According to the report, Americans’ reliance on frozen food varies widely, from 13% consuming it once a month at most to 14% using frozen foods daily. Many consumers (72%) mix fresh and frozen ingredients in their meal  preparation. Amid the pandemic, the share of core frozen food consumers, defined as those who consume frozen food daily or every few days, rose from 35% in 2018 to 39% in 2020. Core frozen food consumers grew among boomers, singles and women, but the older millennial remains the largest segment. Core frozen foods consumers purchase across more categories, particularly multi-serve entrees, meat/chicken, meat alternatives and potato items.

As consumers turned to online shopping at a record rate during COVID, the vast majority were adding frozen to their digital cart. Over the past year, 42% of households that buy frozen foods have bought frozen foods online, up from 23% in 2018. Online frozen food dollar sales increased 75% in 2020, with frozen dinners/entrees, meat, poultry and seafood being the biggest online sellers. 

Across many nutrition and production traits, frozen food consumers are most likely to be interested in “real” ingredients, followed by fresh frozen and the absence of artificial colors. 

The interest in fresh frozen also aligns with another key finding from the Power of Frozen 2021. To most frozen food consumers (72%), it’s not frozen or fresh—it’s frozen and fresh. “Mixing fresh and frozen in the same meal is a telltale trait of our core frozen food consumers,” noted Bodor. 


Among other highlights from the Power of Frozen report:

• The COVID-19 pandemic prompted changes in purchasing: 57% still purchase more frozen foods, 58% different kinds of frozen foods or 57% are purchasing different brands than they did pre-pandemic.

• Both core and low-frequency frozen food consumers have become more engaged. Buying different items and buying more have a high correlation, underscoring that frozen foods’ vast variety can be one of its most effective recruiting grounds.

• Dinner, snacks and breakfast are top drivers of increased frozen food purchases since the onset of the pandemic. All areas, from meal ingredients to meal solutions have gained in new buyers and increased purchases. Areas of accelerated growth since April are seafood, fruit and multiserve meal solutions.

• Concerns over shortages or being in-store have greatly diminished since April, but frozen foods’ ease of preparation and more at-home meals are important drivers of buying more frozen foods.

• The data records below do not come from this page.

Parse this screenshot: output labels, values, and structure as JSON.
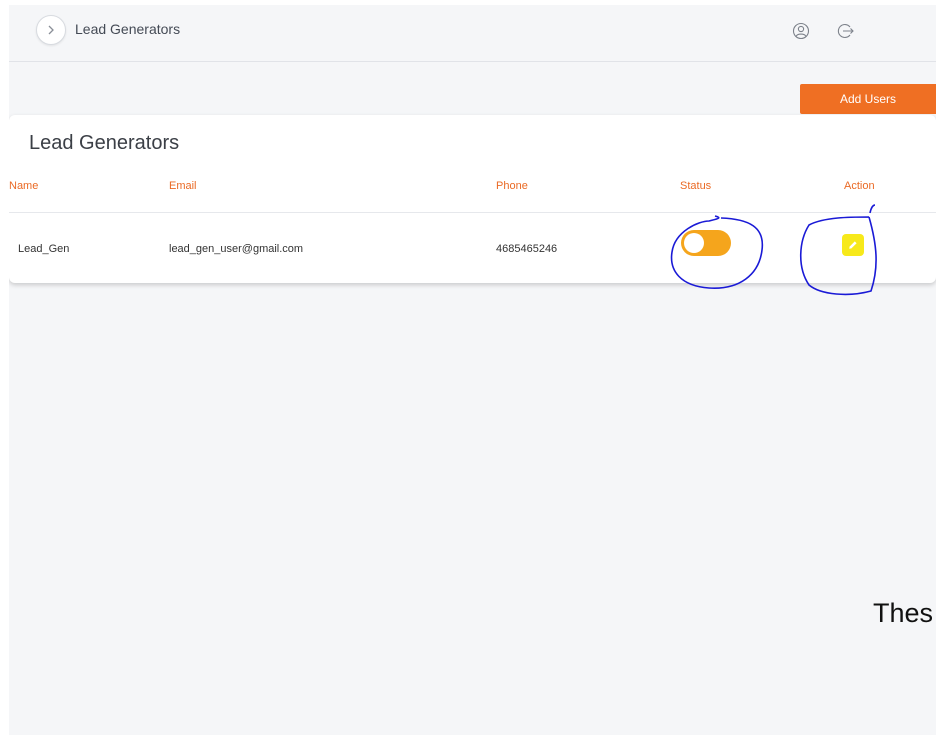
{
  "header": {
    "title": "Lead Generators",
    "icons": [
      "chevron-right-icon",
      "user-circle-icon",
      "logout-icon"
    ]
  },
  "toolbar": {
    "add_users_label": "Add Users"
  },
  "card": {
    "title": "Lead Generators",
    "columns": [
      "Name",
      "Email",
      "Phone",
      "Status",
      "Action"
    ],
    "rows": [
      {
        "name": "Lead_Gen",
        "email": "lead_gen_user@gmail.com",
        "phone": "4685465246",
        "status_on": true,
        "action_icon": "pencil-icon"
      }
    ]
  },
  "overlay_text": "Thes",
  "colors": {
    "accent_orange": "#ef6f23",
    "header_text": "#ea6a25",
    "toggle_on": "#f5a51c",
    "edit_button": "#f7e91a",
    "annotation_ink": "#1a1ad6",
    "background": "#f5f6f8"
  }
}
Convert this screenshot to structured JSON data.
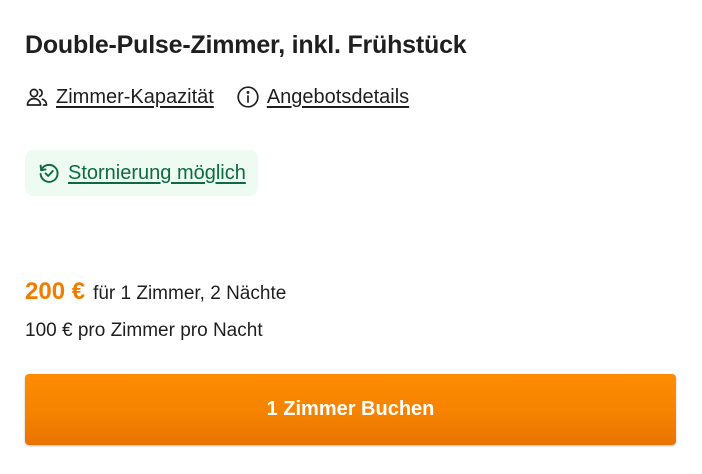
{
  "room": {
    "title": "Double-Pulse-Zimmer, inkl. Frühstück"
  },
  "links": {
    "capacity_label": "Zimmer-Kapazität",
    "capacity_icon": "users-icon",
    "details_label": "Angebotsdetails",
    "details_icon": "info-icon"
  },
  "cancellation": {
    "label": "Stornierung möglich",
    "icon": "refresh-check-icon"
  },
  "price": {
    "total": "200 €",
    "total_description": "für 1 Zimmer, 2 Nächte",
    "per_night": "100 € pro Zimmer pro Nacht"
  },
  "book_button": {
    "label": "1 Zimmer Buchen"
  },
  "colors": {
    "accent": "#f58300",
    "cancel_text": "#0d6b3f",
    "cancel_bg": "#edfbf3",
    "text": "#1f1f1f"
  }
}
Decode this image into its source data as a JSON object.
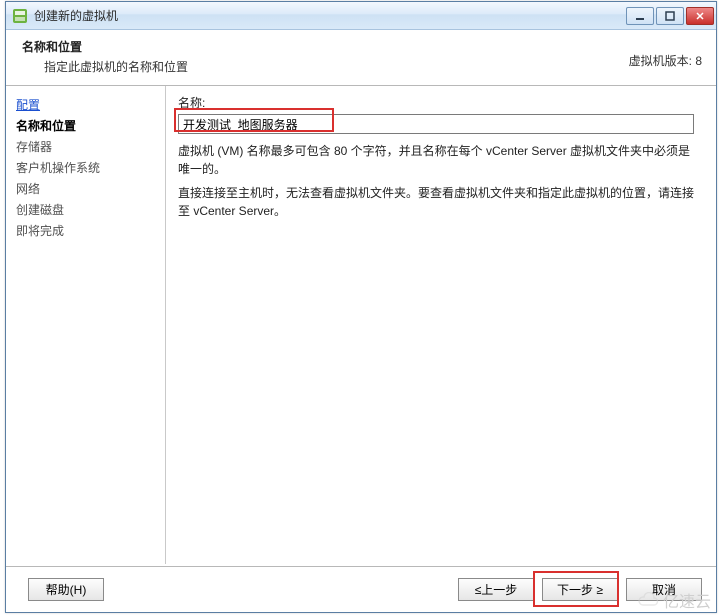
{
  "window": {
    "title": "创建新的虚拟机"
  },
  "header": {
    "title": "名称和位置",
    "subtitle": "指定此虚拟机的名称和位置",
    "version_label": "虚拟机版本: 8"
  },
  "sidebar": {
    "items": [
      {
        "label": "配置",
        "link": true
      },
      {
        "label": "名称和位置",
        "active": true
      },
      {
        "label": "存储器"
      },
      {
        "label": "客户机操作系统"
      },
      {
        "label": "网络"
      },
      {
        "label": "创建磁盘"
      },
      {
        "label": "即将完成"
      }
    ]
  },
  "form": {
    "name_label": "名称:",
    "name_value": "开发测试_地图服务器",
    "help1": "虚拟机 (VM) 名称最多可包含 80 个字符，并且名称在每个 vCenter Server 虚拟机文件夹中必须是唯一的。",
    "help2": "直接连接至主机时，无法查看虚拟机文件夹。要查看虚拟机文件夹和指定此虚拟机的位置，请连接至 vCenter Server。"
  },
  "footer": {
    "help": "帮助(H)",
    "back": "≤上一步",
    "next": "下一步 ≥",
    "cancel": "取消"
  },
  "watermark": {
    "text": "亿速云"
  },
  "colors": {
    "highlight": "#d9302e"
  }
}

• Greater levels of experimentation along with needing more variety for the more at-home meals and value seeking are driving shoppers to change the kinds of frozen foods they purchase.

• 38% of frozen food shoppers expect they will purchase more in the next few months versus 6% expecting to buy less.

The Power of Frozen was conducted by 210 Analytics and is sponsored by Pictsweet, Wawona Frozen Foods, J.R. Simplot Co. and Firestone Pacific Foods.